Dryer fabrics are usually woven with approximately 100% warp fill, as shown in the drawings of this application and as is well known to those skilled in the art. Warp fill is defined as the amount of warp in a given space relative to the total space considered. Warp fill can be over 100% when there are more warp strands jammed into the available space than the space can dimensionally accommodate in a single plane. Fabrics having a nominal warp fill of approximately 100% will generally have an actual calculated warp fill of from 80% to 125% as is the fabric of this invention. Values over 100% are brought about by crowding and lateral undulation of the warp strands.
Permeability is an important characteristic of a dryer fabric and is a measure of its air passage capability. A low permeability fabric will resist the passage of air and tend to absorb vapour whereas a high permeability fabric will allow free passage of air and vapour.
As indicated previously dryer fabrics were conventionally made from cotton or wool and sometimes contained asbestos fibres. With the development of synthetic yarn materials the conventional fabrics are gradually being replaced by fabrics containing synthetic yarns. These may be woven in simple or in very complex weaves in two or three plies or more of either relatively large diameter monofilament yarn or of multifilament yarns spun from many small diameter filaments.
Of the new synthetic yarns monofilaments are preferred because the resultant fabric has increased running life, is easy to clean, does not shed fibre and does not carry excessive moisture. During the part of the cycle when the fabric is in contact with the sheet over a dryer cylinder, low moisture content and high permeability enhance transfer of heat to the web. Also, the high permeability of the fabric can have a beneficial effect on ventilation of the dryer pockets, producing a more even moisture profile in the web. However, the high permeability of fabrics made from all-monofilament yarns in some cases is a disadvantage as it causes excessive air movement in dryer pockets which results in sheet flutter. This problem increases with machine speed and a point is soon reached when the flutter, particularly in the first and second dryer sections where the web is wet and weak, is violent enough to cause it to break.
The effect of fabric permeability on dryer pocket ventilation and sheet flutter has been described by Race, Wheeldon, et al (Tappi, July 1968 Vol. 51 No. 7) and they have shown that air movement in dryer pockets is influenced by permeability rather than by the surface roughness of the fabric as was previously supposed. Air movement in dryer pockets is induced by the fact that a moving fabric carries with it layers of air. At the surface of the fabric the velocity of the air layer is the same as that of the fabric and as the distance from the surface of the fabric increases the velocity of the air decreases. When the fabric wraps around a roll, the layer of air on the inside is trapped in the nip between the roll and the fabric and, if the fabric is sufficiently permeable, the air from the inside is pumped through, joins the air stream on the outside of the fabric and the combined velocity of the two streams is greater than the speed of the fabric. As the fabric passes around the roll the layers of air on the outside tend to be thrown outward by centrifugal force generating tangential air movement. This results in a large mass of air moving laterally out of the pockets when high permeability fabrics are used on high speed machines.

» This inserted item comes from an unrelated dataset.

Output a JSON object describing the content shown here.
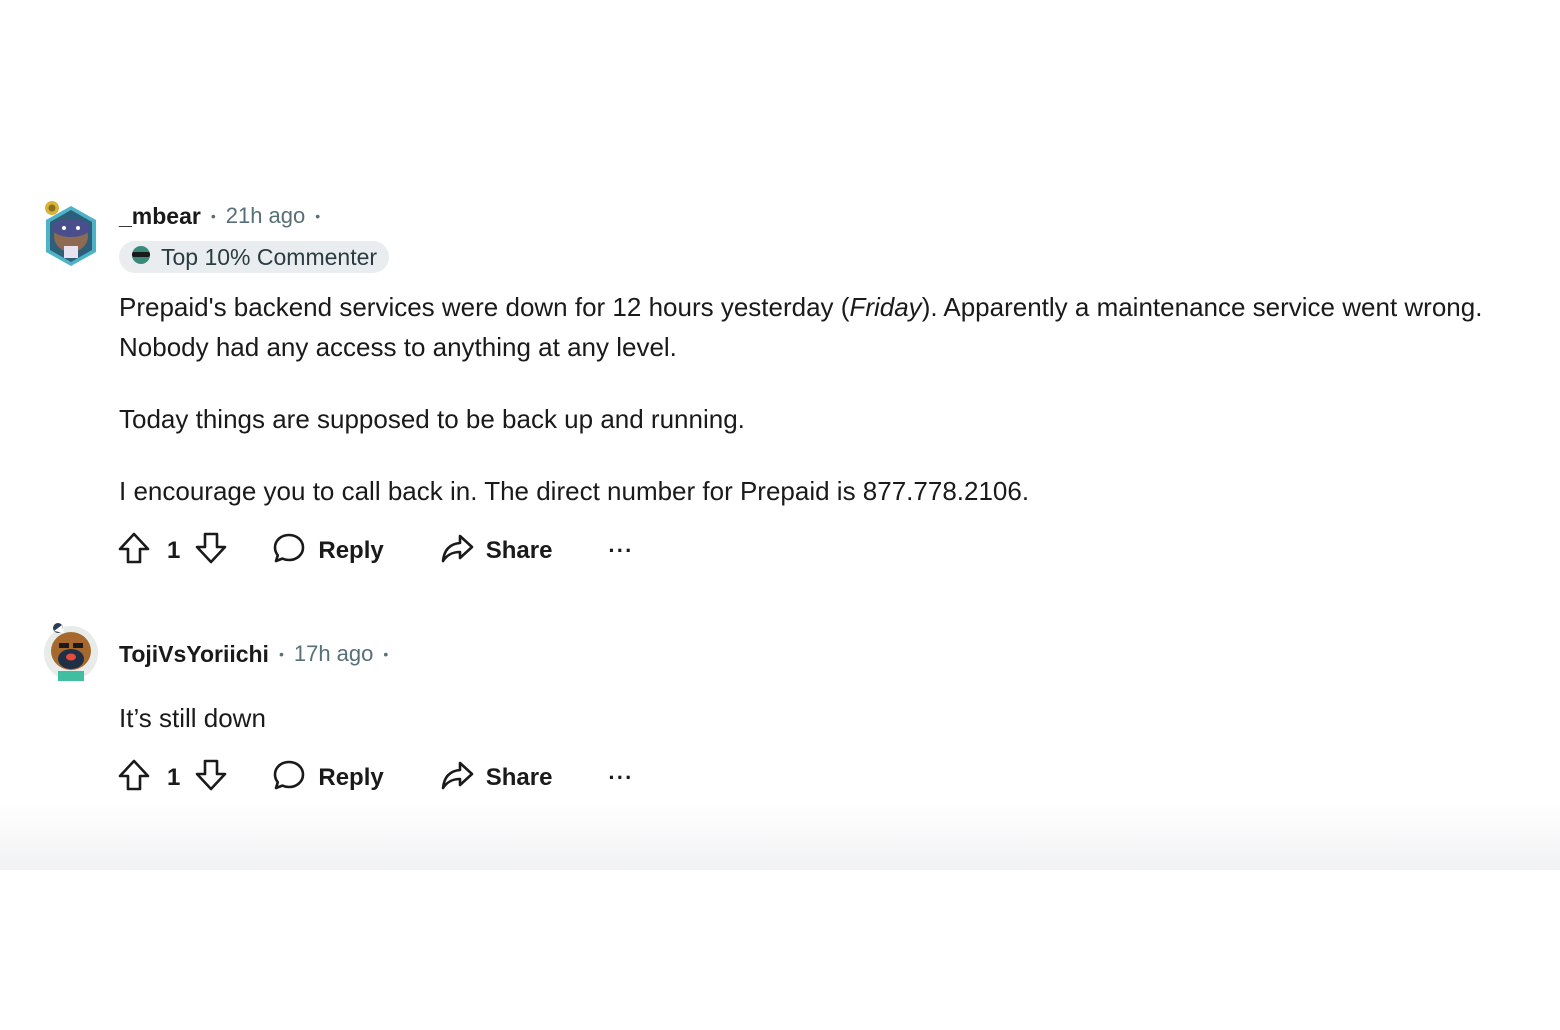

The Race, Wheeldon et al experiments show that as fabric speed increases, the air which is pumped through the fabric by the felt rolls of the dryer increases in velocity, particularly at speeds above 1500 r.p.m. They also show that as fabric permeability is reduced, the amount of air pumped into the dryer pockets is correspondingly reduced. Thus at low speeds a dryer fabric with high permeability can be tolerated and, in fact, is useful in achieving high drying rates, but at high speeds, particularly in the first or second dryer sections, it is necessary to have low permeability fabrics in the range of 50 to 200 cu.ft./min./sq.ft. Thus on high speed machines it is often not practical to take advantage of the easy to clean characteristic of monofilament fabrics because of their inherent high permeability.
"Permeability" is usually expressed by the number of cubic feet of air per minute passing through a square foot of the fabric when the pressure drop across it is 0.5 inches of water. One instrument used to measure air permeability is a Frazier Air Permeometer.
In this instrument air is drawn by a variable speed run through a 1 square inch section of fabric to be tested then through upper and lower chambers joined by one of a set of replaceable orifices calibrated for measuring volume by pressure differential. The speed of the fan is increased until the upper chamber reaches a vacuum of 0.5 inches of water as indicated on a manometer. The vacuum, in inches of water, in the lower chamber is then read off another interconnected monometer and this value is applied to a reference graph to convert the reading to cubic feet of air per minute per square foot of fabric.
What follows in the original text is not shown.